Matteo Fontana, la scienza non è un mostro

Uno psichiatra, il dottor David W. Mills, decide di pubblicare gli appunti di un suo paziente affetto da amnesia

Un espediente narrativo molto antico nella storia del romanzo è quello del manoscritto ritrovato, inizia già con Cervantes e arriva fino a Manzoni e oltre. Fino all'appena uscito romanzo di Matteo Fontana Il veleno dei ricordi (Feltrinelli), dove uno psichiatra, il dottor David W. Mills, decide di pubblicare gli appunti di un suo paziente affetto da amnesia.

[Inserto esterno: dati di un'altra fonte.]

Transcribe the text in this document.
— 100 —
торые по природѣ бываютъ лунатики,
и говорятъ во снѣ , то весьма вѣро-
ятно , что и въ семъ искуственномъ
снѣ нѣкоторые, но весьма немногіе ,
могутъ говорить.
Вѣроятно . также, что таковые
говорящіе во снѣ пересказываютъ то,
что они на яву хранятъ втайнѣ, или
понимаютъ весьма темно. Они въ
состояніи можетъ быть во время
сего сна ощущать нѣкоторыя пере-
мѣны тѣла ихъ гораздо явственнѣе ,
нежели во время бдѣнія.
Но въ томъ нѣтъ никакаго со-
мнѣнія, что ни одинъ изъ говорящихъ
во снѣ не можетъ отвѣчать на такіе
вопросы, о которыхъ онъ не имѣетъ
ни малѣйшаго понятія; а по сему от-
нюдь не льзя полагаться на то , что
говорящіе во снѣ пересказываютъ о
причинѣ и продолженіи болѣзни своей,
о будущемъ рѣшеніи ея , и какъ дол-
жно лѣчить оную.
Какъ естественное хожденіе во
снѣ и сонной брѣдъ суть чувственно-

Ma l'autore mescola diversi riferimenti letterari: il tentativo del paziente di recupero della memoria richiama a molti testi di casi psichiatrici (si pensi ai libri di Oliver Sacks), la vicenda si svolge in uno scenario post-nucleare (il protagonista è rimasto vittima dell'esplosione del reattore di Chernobyl), la riflessione ossessiva sul tempo e sull'identità richiama idee di Marcel Proust (citato esplicitamente alla fine).

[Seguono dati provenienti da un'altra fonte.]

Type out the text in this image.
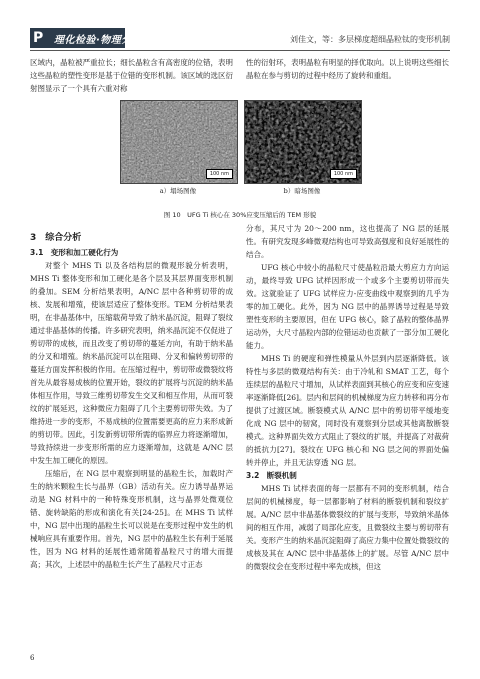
P 理化检验·物理分册	刘佳文，等：多层梯度超细晶粒钛的变形机制

区域内，晶粒被严重拉长；细长晶粒含有高密度的位错，表明这些晶粒的塑性变形是基于位错的变形机制。该区域的选区衍射图显示了一个具有六重对称

性的衍射环，表明晶粒有明显的择优取向。以上说明这些细长晶粒在参与剪切的过程中经历了旋转和重组。

100 nm	100 nm
a）塌场图像	b）暗场图像
图 10　UFG Ti 核心在 30%应变压缩后的 TEM 形貌

3　综合分析

3.1　变形和加工硬化行为

对整个 MHS Ti 以及各结构层的微观形貌分析表明，MHS Ti 整体变形和加工硬化是各个层及其层界面变形机制的叠加。SEM 分析结果表明，A/NC 层中各种剪切带的成核、发展和增殖，使该层适应了整体变形。TEM 分析结果表明，在非晶基体中，压缩载荷导致了纳米晶沉淀，阻碍了裂纹通过非晶基体的传播。许多研究表明，纳米晶沉淀不仅促进了剪切带的成核，而且改变了剪切带的蔓延方向，有助于纳米晶的分叉和增殖。纳米晶沉淀可以在阻碍、分叉和偏转剪切带的蔓延方面发挥积极的作用。在压缩过程中，剪切带或微裂纹将首先从最容易成核的位置开始，裂纹的扩展将与沉淀的纳米晶体相互作用，导致三维剪切带发生交叉和相互作用，从而可裂纹的扩展延迟，这种微应力阻碍了几个主要剪切带失效。为了维持进一步的变形，不易成核的位置需要更高的应力来形成新的剪切带。因此，引发新剪切带所需的临界应力将逐渐增加，导致持续进一步变形所需的应力逐渐增加，这就是 A/NC 层中发生加工硬化的原因。

压缩后，在 NG 层中观察到明显的晶粒生长，加载时产生的纳米颗粒生长与晶界（GB）活动有关。应力诱导晶界运动是 NG 材料中的一种特殊变形机制，这与晶界处微观位错、旋转缺陷的形成和演化有关[24-25]。在 MHS Ti 试样中，NG 层中出现的晶粒生长可以说是在变形过程中发生的机械响应具有重要作用。首先，NG 层中的晶粒生长有利于延展性，因为 NG 材料的延展性通常随着晶粒尺寸的增大而提高；其次，上述层中的晶粒生长产生了晶粒尺寸正态

分布，其尺寸为 20～200 nm，这也提高了 NG 层的延展性。有研究发现多峰微观结构也可导致高强度和良好延展性的结合。

UFG 核心中较小的晶粒尺寸使晶粒沿最大剪应力方向运动，最终导致 UFG 试样因形成一个或多个主要剪切带而失效。这就验证了 UFG 试样应力-应变曲线中观察到的几乎为零的加工硬化。此外，因为 NG 层中的晶界诱导过程是导致塑性变形的主要原因，但在 UFG 核心，除了晶粒的整体晶界运动外，大尺寸晶粒内部的位错运动也贡献了一部分加工硬化能力。

MHS Ti 的硬度和弹性模量从外层到内层逐渐降低。该特性与多层的微观结构有关：由于冷轧和 SMAT 工艺，每个连续层的晶粒尺寸增加，从试样表面到其核心的应变和应变速率逐渐降低[26]。层内和层间的机械梯度为应力转移和再分布提供了过渡区域。断裂模式从 A/NC 层中的剪切带平缓地变化成 NG 层中的韧窝，同时没有观察到分层或其他离散断裂模式。这种界面失效方式阻止了裂纹的扩展，并提高了对裁荷的抵抗力[27]。裂纹在 UFG 核心和 NG 层之间的界面处偏转并停止，并且无法穿透 NG 层。

3.2　断裂机制

MHS Ti 试样表面的每一层都有不同的变形机制，结合层间的机械梯度，每一层都影响了材料的断裂机制和裂纹扩展。A/NC 层中非晶基体微裂纹的扩展与变形，导致纳米晶体间的相互作用，减弱了局部化应变，且微裂纹主要与剪切带有关。变形产生的纳米晶沉淀阻碍了高应力集中位置处微裂纹的成核及其在 A/NC 层中非晶基体上的扩展。尽管 A/NC 层中的微裂纹会在变形过程中率先成核，但这

6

Il difetto dell'espediente del manoscritto ritrovato, se non sei Cervantes o Manzoni, è che ti svincola completamente da una tenuta romanzesca, per cui la lettura si trascina insieme alle elucubrazioni del protagonista radioattivo. Un merito di Fontana (che mi ha spinto a leggerlo) è l'essersi documentato sulla fisica, mentre la maggior parte degli scrittori ignora la scienza. Si parla molto di atomi e di particelle, sebbene a volte un po' scorrettamente, come in questo passaggio: «Ho sempre pensato che la struttura atomica sia applicabile, come modello descrittivo, anche su scala più grande. Nell'atomo, attorno al nucleo formato da protoni e neutroni, ruota un numero variabile di elettroni, come pianeti attorno ai loro Soli, nei miliardi di Sistemi Solari che l'universo conta». In realtà il modello atomico simile a un sistema planetario è quello di Ernest Rutherford, superato dal concetto di orbitale atomico (gli elettroni non compiono delle vere e proprie orbite, e non è possibile definire l'orbita di un elettrone come definiamo quella della Luna intorno alla Terra).

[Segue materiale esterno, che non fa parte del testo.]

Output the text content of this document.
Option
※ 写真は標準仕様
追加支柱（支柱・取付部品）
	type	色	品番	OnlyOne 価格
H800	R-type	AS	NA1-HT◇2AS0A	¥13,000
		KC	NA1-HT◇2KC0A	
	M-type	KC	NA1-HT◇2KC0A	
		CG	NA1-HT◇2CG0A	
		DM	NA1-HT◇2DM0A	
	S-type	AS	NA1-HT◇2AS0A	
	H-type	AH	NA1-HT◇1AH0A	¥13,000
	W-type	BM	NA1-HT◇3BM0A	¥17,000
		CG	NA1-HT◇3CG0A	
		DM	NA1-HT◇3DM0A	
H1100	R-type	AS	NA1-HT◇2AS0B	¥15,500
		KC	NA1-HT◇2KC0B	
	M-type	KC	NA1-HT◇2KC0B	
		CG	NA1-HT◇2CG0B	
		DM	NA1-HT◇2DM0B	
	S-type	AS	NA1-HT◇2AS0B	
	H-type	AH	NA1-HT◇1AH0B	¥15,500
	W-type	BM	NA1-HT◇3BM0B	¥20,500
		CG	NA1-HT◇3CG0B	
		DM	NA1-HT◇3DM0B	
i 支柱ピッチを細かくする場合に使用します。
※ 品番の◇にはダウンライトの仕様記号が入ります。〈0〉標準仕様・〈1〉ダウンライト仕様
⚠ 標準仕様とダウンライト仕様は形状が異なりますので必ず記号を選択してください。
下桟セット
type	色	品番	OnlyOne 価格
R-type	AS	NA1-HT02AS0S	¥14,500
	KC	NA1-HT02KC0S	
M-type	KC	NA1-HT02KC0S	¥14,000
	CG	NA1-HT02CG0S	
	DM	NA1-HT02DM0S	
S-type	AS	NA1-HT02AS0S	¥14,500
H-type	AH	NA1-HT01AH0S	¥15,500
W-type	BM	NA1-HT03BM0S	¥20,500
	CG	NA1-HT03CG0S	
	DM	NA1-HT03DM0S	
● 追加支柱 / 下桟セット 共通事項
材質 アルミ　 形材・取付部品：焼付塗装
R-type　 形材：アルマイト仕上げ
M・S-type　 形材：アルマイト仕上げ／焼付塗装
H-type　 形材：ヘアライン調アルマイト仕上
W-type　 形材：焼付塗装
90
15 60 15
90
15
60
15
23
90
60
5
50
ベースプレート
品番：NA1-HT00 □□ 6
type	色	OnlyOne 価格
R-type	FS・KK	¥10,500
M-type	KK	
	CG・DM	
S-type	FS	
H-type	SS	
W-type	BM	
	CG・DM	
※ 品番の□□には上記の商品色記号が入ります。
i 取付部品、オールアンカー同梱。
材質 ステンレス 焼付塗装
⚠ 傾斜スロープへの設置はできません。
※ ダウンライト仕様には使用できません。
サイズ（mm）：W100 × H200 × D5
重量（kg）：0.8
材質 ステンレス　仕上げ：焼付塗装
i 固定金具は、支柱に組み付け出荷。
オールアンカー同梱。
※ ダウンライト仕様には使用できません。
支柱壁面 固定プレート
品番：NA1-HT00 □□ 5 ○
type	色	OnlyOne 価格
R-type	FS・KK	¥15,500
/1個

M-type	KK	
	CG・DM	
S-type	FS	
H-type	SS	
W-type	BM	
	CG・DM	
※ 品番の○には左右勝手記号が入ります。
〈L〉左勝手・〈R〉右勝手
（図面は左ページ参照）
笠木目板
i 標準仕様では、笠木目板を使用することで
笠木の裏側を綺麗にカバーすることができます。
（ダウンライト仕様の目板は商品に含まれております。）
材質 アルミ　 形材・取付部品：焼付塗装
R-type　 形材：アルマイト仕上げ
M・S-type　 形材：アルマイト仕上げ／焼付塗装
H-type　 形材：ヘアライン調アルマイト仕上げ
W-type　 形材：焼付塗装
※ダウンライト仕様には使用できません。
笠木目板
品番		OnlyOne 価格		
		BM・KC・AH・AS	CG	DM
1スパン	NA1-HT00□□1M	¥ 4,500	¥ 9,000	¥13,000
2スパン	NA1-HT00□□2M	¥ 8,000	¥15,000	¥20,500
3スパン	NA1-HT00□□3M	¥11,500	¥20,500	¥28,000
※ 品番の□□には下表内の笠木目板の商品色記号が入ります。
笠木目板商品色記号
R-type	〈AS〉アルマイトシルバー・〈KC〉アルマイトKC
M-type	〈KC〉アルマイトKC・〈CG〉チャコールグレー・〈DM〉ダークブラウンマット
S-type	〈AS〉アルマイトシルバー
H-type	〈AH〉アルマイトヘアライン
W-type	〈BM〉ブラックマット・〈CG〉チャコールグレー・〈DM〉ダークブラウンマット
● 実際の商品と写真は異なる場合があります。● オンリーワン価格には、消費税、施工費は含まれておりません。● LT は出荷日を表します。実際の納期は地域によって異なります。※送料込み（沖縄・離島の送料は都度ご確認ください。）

Inoltre, a differenza del romanzo scientifico più entusiasmante degli ultimi anni, Origin di Dan Brown, dove viene usata la scienza per aprire nuovi scenari e senza retorica, qui c'è una visione di fondo che contrappone la natura al mostro della Centrale nucleare. Visione dichiarata d'altra parte sullo stesso risvolto di copertina: «Matteo Fontana prende il disastro più tragico di tutti i tempi e ne estrae il nucleo fondamentale: il tradimento nei confronti della natura, degli uomini e delle loro relazioni, di se stessi». Tuttavia piacerebbe molto a ambientalisti e grillini. Se solo leggessero, Fontana andrebbe dritto in classifica.